El guardián dio media vuelta y echó a andar hacia el sur con paso rápido y decidido. Compartiría todo lo que había visto y sufrido, todas las lecciones que, muy a su pesar, ha­bía tenido que aprender. Hallaría el modo de que los engreí­dos elfos de Leuthilspar oyeran lo que tenía que decir. Siempre Unidos no correría la misma suerte que Myth Drannor; mientras Zaor viviera, no.

Mientras pronunciaba ese silencioso juramento, Zaor desenvainó la hoja de luna: la espada de un rey. No lo sor­prendió comprobar que había una nueva runa grabada en la hoja. Ahora la visión de Amlaruil también era la suya, y la espada mágica que llevaba había respondido adquiriendo el poder necesario. Zaor ya no temía al destino que lo aguardaba, ni dudaba de cuál sería.

—No funcionará, Zaor —dijo tristemente Keryth Yel-mobruno, meneando la cabeza—. Soy demasiado joven. ¡Si ni siquiera he cumplido los cien! Y tampoco soy de fa­milia noble. ¡Por los dioses, no sé el nombre de mi padre y mucho menos el de mis antepasados de Faerie! La guardia de Leuthilspar nunca aceptará a alguien como yo, y lo sa­bes perfectamente.

—Lo que sé es que posees la mente guerrera más aguda que jamás he conocido —insistió Zaor.

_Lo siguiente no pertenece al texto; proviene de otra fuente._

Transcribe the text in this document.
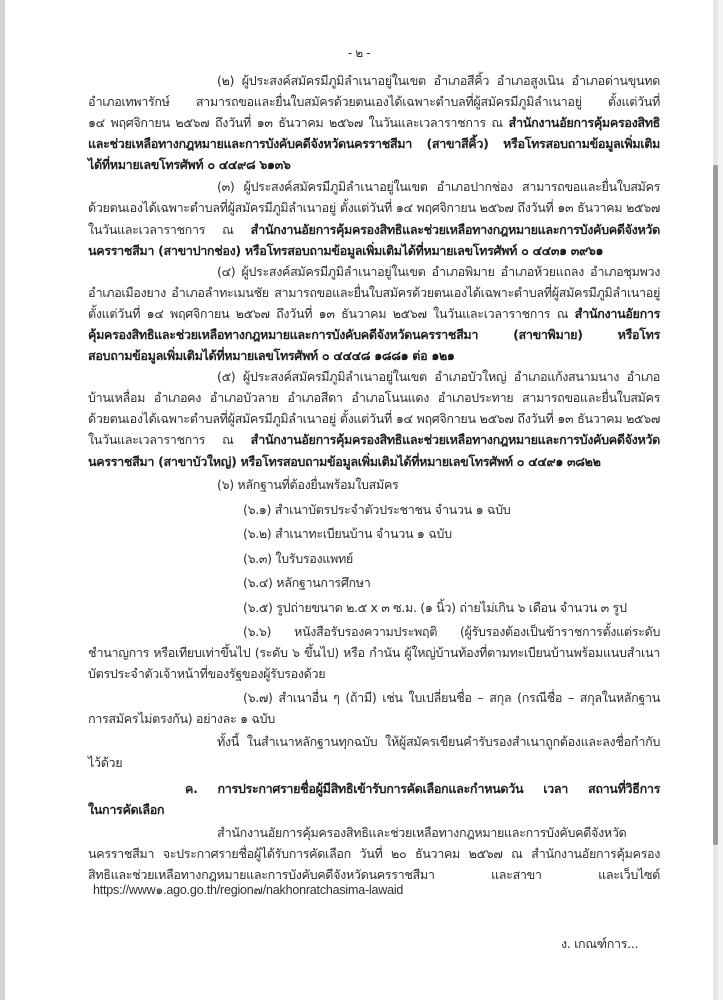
- ๒ -
(๒) ผู้ประสงค์สมัครมีภูมิลำเนาอยู่ในเขต อำเภอสีคิ้ว อำเภอสูงเนิน อำเภอด่านขุนทด
อำเภอเทพารักษ์ สามารถขอและยื่นใบสมัครด้วยตนเองได้เฉพาะตำบลที่ผู้สมัครมีภูมิลำเนาอยู่ ตั้งแต่วันที่
๑๔ พฤศจิกายน ๒๕๖๗ ถึงวันที่ ๑๓ ธันวาคม ๒๕๖๗ ในวันและเวลาราชการ ณ สำนักงานอัยการคุ้มครองสิทธิ
และช่วยเหลือทางกฎหมายและการบังคับคดีจังหวัดนครราชสีมา (สาขาสีคิ้ว) หรือโทรสอบถามข้อมูลเพิ่มเติม
ได้ที่หมายเลขโทรศัพท์ ๐ ๔๔๙๘ ๖๑๓๖
(๓) ผู้ประสงค์สมัครมีภูมิลำเนาอยู่ในเขต อำเภอปากช่อง สามารถขอและยื่นใบสมัคร
ด้วยตนเองได้เฉพาะตำบลที่ผู้สมัครมีภูมิลำเนาอยู่ ตั้งแต่วันที่ ๑๔ พฤศจิกายน ๒๕๖๗ ถึงวันที่ ๑๓ ธันวาคม ๒๕๖๗
ในวันและเวลาราชการ ณ สำนักงานอัยการคุ้มครองสิทธิและช่วยเหลือทางกฎหมายและการบังคับคดีจังหวัด
นครราชสีมา (สาขาปากช่อง) หรือโทรสอบถามข้อมูลเพิ่มเติมได้ที่หมายเลขโทรศัพท์ ๐ ๔๔๓๑ ๓๙๖๑
(๔) ผู้ประสงค์สมัครมีภูมิลำเนาอยู่ในเขต อำเภอพิมาย อำเภอห้วยแถลง อำเภอชุมพวง
อำเภอเมืองยาง อำเภอลำทะเมนชัย สามารถขอและยื่นใบสมัครด้วยตนเองได้เฉพาะตำบลที่ผู้สมัครมีภูมิลำเนาอยู่
ตั้งแต่วันที่ ๑๔ พฤศจิกายน ๒๕๖๗ ถึงวันที่ ๑๓ ธันวาคม ๒๕๖๗ ในวันและเวลาราชการ ณ สำนักงานอัยการ
คุ้มครองสิทธิและช่วยเหลือทางกฎหมายและการบังคับคดีจังหวัดนครราชสีมา (สาขาพิมาย) หรือโทร
สอบถามข้อมูลเพิ่มเติมได้ที่หมายเลขโทรศัพท์ ๐ ๔๔๔๘ ๑๘๘๑ ต่อ ๑๒๑
(๕) ผู้ประสงค์สมัครมีภูมิลำเนาอยู่ในเขต อำเภอบัวใหญ่ อำเภอแก้งสนามนาง อำเภอ
บ้านเหลื่อม อำเภอคง อำเภอบัวลาย อำเภอสีดา อำเภอโนนแดง อำเภอประทาย สามารถขอและยื่นใบสมัคร
ด้วยตนเองได้เฉพาะตำบลที่ผู้สมัครมีภูมิลำเนาอยู่ ตั้งแต่วันที่ ๑๔ พฤศจิกายน ๒๕๖๗ ถึงวันที่ ๑๓ ธันวาคม ๒๕๖๗
ในวันและเวลาราชการ ณ สำนักงานอัยการคุ้มครองสิทธิและช่วยเหลือทางกฎหมายและการบังคับคดีจังหวัด
นครราชสีมา (สาขาบัวใหญ่) หรือโทรสอบถามข้อมูลเพิ่มเติมได้ที่หมายเลขโทรศัพท์ ๐ ๔๔๙๑ ๓๘๒๒
(๖) หลักฐานที่ต้องยื่นพร้อมใบสมัคร
(๖.๑) สำเนาบัตรประจำตัวประชาชน จำนวน ๑ ฉบับ
(๖.๒) สำเนาทะเบียนบ้าน จำนวน ๑ ฉบับ
(๖.๓) ใบรับรองแพทย์
(๖.๔) หลักฐานการศึกษา
(๖.๕) รูปถ่ายขนาด ๒.๕ x ๓ ซ.ม. (๑ นิ้ว) ถ่ายไม่เกิน ๖ เดือน จำนวน ๓ รูป
(๖.๖) หนังสือรับรองความประพฤติ (ผู้รับรองต้องเป็นข้าราชการตั้งแต่ระดับ
ชำนาญการ หรือเทียบเท่าขึ้นไป (ระดับ ๖ ขึ้นไป) หรือ กำนัน ผู้ใหญ่บ้านท้องที่ตามทะเบียนบ้านพร้อมแนบสำเนา
บัตรประจำตัวเจ้าหน้าที่ของรัฐของผู้รับรองด้วย
(๖.๗) สำเนาอื่น ๆ (ถ้ามี) เช่น ใบเปลี่ยนชื่อ – สกุล (กรณีชื่อ – สกุลในหลักฐาน
การสมัครไม่ตรงกัน) อย่างละ ๑ ฉบับ
ทั้งนี้ ในสำเนาหลักฐานทุกฉบับ ให้ผู้สมัครเขียนคำรับรองสำเนาถูกต้องและลงชื่อกำกับ
ไว้ด้วย
ค. การประกาศรายชื่อผู้มีสิทธิเข้ารับการคัดเลือกและกำหนดวัน เวลา สถานที่วิธีการ
ในการคัดเลือก
สำนักงานอัยการคุ้มครองสิทธิและช่วยเหลือทางกฎหมายและการบังคับคดีจังหวัด
นครราชสีมา จะประกาศรายชื่อผู้ได้รับการคัดเลือก วันที่ ๒๐ ธันวาคม ๒๕๖๗ ณ สำนักงานอัยการคุ้มครอง
สิทธิและช่วยเหลือทางกฎหมายและการบังคับคดีจังหวัดนครราชสีมา และสาขา และเว็บไซต์
https://www๑.ago.go.th/region๗/nakhonratchasima-lawaid
ง. เกณฑ์การ...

—Por no hablar de que soy el mejor espadachín —aña­dió Keryth con una irónica sonrisa, al tiempo que alzaba una copa para brindar en su honor.

—Eso ya lo decidiremos otro día —replicó Zaor son­riendo afablemente—. Pero si no te atreves a iniciar una batalla que tienes esperanzas de ganar, tal vez tendré que retirar mis palabras.

Ambos amigos soltaron una risita. El tercer miembro del trío, un menudo elfo de la luna de cabello plateado y aproximadamente de la edad de Keryth, dirigió a Zaor una mirada pensativa y afirmó:

—Tienes un plan.

—¿Un plan? Yo no lo diría de ese modo —replicó Zaor—. Es más bien una idea. Si funciona, entonces po­dremos llamarla plan.

—Entendido. ¿Y cuál es esa idea?

—A mí me parece que un elfo debe demostrar su valía, y éste es el momento adecuado.

Myronthilar Lanza de Plata asintió, como si fuera lo más natural del mundo. Dejó la copa sobre la mesa y es­crutó la taberna con sus tranquilos ojos plateados.

—¡Por Corellon, parece que la mitad de los guardias de la ciudad vienen aquí a empinar el codo!

—Sin duda, la mitad que está de servicio —apostilló Keryth.

—Tanto mejor. ¿Tú primero, Myron? —preguntó Zaor Flor de Luna.

—Por supuesto —respondió éste, enarcando una platea­da ceja.

El menudo elfo se levantó del taburete con un ágil brinco y se dirigió tranquilamente hacia un grupito de guardias, todos elfos dorados. Los guardias se apoyaban con indolen­cia en una mesa atestada de botellas y copas. Uno de ellos dirigió al elfo de la luna una mirada altanera, dio un codazo a su vecino y dijo algo que provocó la hilaridad general.